Patrizia Gentile, Gary Kinsman, and L. Pauline Rankin, We still demand!: Redefining Resistance in Sex and Gender Struggles. Vancouver: UBC Press, 2017.

Judith Halberstam, Trans*: A Quick and Quirky Account of Gender Variability. Oakland: University of California Press, 2018.

Elahe Haschemi Yekani, Eveline Kilian, and Beatrice Michaelis, eds. Queer futures: Reconsidering Ethics, Activism, and the Political. Farnham: Ashgate, 2013.

Liz Montegary, Familiar Perversions: The Racial, Sexual, and Economic Politics of LGBT Families. New Brunswick: Rutgers University Press, 2018.

Lisa M. Stulberg, LGBTQ Social Movements. Oxford: Polity Press, 2018.

 

Corpus:

Social Media Posts from craftivism groups, such as Mildly Offensive Fiber Artists (MOFA), Stitchers with Anxiety, and Millennial Needlecrafters, with a focus on North American members.

 

Biographic Note:

Amy D. Wells holds a double Ph.D. in American Literature from Texas Tech University and the Université de Limoges.

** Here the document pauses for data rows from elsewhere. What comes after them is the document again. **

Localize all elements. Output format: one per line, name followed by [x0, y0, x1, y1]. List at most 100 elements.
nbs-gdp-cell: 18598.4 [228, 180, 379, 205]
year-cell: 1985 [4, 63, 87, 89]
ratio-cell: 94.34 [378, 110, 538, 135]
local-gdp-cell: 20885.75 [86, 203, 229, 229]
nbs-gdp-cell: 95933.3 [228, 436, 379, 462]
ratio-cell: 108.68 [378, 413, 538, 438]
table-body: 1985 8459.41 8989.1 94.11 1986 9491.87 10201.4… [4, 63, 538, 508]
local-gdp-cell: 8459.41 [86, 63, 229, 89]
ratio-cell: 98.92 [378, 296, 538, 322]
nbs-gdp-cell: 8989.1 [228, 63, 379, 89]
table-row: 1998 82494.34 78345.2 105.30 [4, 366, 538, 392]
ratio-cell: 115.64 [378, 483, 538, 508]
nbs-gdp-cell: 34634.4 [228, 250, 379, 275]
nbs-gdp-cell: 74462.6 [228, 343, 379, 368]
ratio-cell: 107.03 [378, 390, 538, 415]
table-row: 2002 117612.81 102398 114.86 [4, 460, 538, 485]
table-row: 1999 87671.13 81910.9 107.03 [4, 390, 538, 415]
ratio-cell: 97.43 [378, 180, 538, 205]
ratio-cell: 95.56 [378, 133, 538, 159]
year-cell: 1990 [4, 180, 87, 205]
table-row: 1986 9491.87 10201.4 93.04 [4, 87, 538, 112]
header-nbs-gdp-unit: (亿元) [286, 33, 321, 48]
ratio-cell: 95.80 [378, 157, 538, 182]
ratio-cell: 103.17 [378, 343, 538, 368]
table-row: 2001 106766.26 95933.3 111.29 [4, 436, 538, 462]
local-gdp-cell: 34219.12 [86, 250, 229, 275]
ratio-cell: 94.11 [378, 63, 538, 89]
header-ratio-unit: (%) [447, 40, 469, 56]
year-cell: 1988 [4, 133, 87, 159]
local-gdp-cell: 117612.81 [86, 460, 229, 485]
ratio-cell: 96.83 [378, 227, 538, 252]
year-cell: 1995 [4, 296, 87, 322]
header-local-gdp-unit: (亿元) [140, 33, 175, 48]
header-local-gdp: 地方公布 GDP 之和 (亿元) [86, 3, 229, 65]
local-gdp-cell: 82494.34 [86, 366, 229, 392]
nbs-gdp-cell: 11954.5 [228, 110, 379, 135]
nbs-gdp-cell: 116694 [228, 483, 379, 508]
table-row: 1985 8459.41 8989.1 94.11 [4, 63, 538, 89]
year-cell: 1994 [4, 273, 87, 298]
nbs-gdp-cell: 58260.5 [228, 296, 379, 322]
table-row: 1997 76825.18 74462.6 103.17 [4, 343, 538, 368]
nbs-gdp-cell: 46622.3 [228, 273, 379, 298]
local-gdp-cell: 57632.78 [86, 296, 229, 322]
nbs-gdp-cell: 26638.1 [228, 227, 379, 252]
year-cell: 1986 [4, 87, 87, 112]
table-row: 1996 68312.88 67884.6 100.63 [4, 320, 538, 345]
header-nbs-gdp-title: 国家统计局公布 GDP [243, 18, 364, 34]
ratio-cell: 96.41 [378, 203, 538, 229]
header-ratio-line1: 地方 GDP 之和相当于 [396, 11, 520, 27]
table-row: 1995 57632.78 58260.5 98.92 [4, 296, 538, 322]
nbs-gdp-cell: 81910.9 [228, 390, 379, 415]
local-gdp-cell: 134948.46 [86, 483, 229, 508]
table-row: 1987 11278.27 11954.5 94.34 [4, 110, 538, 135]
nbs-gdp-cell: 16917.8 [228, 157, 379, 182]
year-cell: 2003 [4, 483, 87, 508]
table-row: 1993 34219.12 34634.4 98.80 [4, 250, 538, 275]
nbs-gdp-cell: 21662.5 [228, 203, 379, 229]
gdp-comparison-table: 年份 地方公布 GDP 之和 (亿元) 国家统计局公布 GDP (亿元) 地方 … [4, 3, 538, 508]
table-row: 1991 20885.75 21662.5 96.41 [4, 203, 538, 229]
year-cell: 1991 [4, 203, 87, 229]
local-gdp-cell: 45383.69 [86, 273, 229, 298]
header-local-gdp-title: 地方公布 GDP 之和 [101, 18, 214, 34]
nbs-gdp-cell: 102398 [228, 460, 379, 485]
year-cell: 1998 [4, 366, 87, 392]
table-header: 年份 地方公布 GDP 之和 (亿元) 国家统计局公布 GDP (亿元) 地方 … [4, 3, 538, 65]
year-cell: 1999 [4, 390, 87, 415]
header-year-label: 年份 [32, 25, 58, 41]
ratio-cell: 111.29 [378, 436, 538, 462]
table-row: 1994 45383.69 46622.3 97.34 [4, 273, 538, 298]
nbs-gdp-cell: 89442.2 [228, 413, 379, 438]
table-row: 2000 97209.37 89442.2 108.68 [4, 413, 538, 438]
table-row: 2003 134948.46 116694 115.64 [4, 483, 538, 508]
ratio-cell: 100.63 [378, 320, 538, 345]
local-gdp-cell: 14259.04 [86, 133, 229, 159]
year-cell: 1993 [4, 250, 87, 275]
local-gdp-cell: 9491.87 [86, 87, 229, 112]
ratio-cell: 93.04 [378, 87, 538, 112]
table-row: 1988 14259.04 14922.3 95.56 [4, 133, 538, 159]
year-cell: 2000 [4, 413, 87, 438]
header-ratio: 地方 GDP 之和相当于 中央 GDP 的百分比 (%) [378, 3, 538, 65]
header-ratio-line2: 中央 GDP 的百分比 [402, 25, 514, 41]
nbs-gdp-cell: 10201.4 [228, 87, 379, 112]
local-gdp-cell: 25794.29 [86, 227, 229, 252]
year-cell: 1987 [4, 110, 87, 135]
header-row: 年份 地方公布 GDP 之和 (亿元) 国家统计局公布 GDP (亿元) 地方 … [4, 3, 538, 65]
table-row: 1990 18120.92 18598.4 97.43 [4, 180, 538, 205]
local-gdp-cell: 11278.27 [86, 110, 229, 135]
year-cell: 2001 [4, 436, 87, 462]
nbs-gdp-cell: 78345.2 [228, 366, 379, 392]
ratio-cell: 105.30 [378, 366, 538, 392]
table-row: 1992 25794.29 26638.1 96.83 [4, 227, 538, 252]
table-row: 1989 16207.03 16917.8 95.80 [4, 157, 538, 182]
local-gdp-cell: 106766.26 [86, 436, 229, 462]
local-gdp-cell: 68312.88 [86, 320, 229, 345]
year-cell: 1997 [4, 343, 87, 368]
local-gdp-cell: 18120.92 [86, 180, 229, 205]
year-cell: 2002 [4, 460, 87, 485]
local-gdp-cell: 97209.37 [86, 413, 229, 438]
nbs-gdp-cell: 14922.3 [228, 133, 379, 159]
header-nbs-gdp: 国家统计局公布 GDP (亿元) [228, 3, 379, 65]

Associate Professor at the Université de Caen Normandie since 2012, she teaches American Literature, Civilization, and English for Digital Humanities. Her research interests are Women's Studies, Geocriticism, Modernism, and Craftivism. Recent publications include “Liberté, Francophonie, Sexualité: Cinq écrivaines américaines en Normandie dans l'entre-deux guerres” (Éditions La Gronde, 2019); “Feminist Geocritical Activism: Natalie Barney's writing of women's spaces into women's places,” The Routledge Handbook of Literature and Space, Robert Tally, ed., (Routledge 2017). She is co-editor of the essay collection Déclinaisons des espaces féminins de l'après-conflit (PULIM 2016) and guest editor of volume 3.1 of The Arts of War and Peace. She is president of the Association Nationale des Langues Etrangères Appliquées (ANLEA), and treasurer of the Société des anglicistes sur les femmes, le sexe et le genre (SAGEF).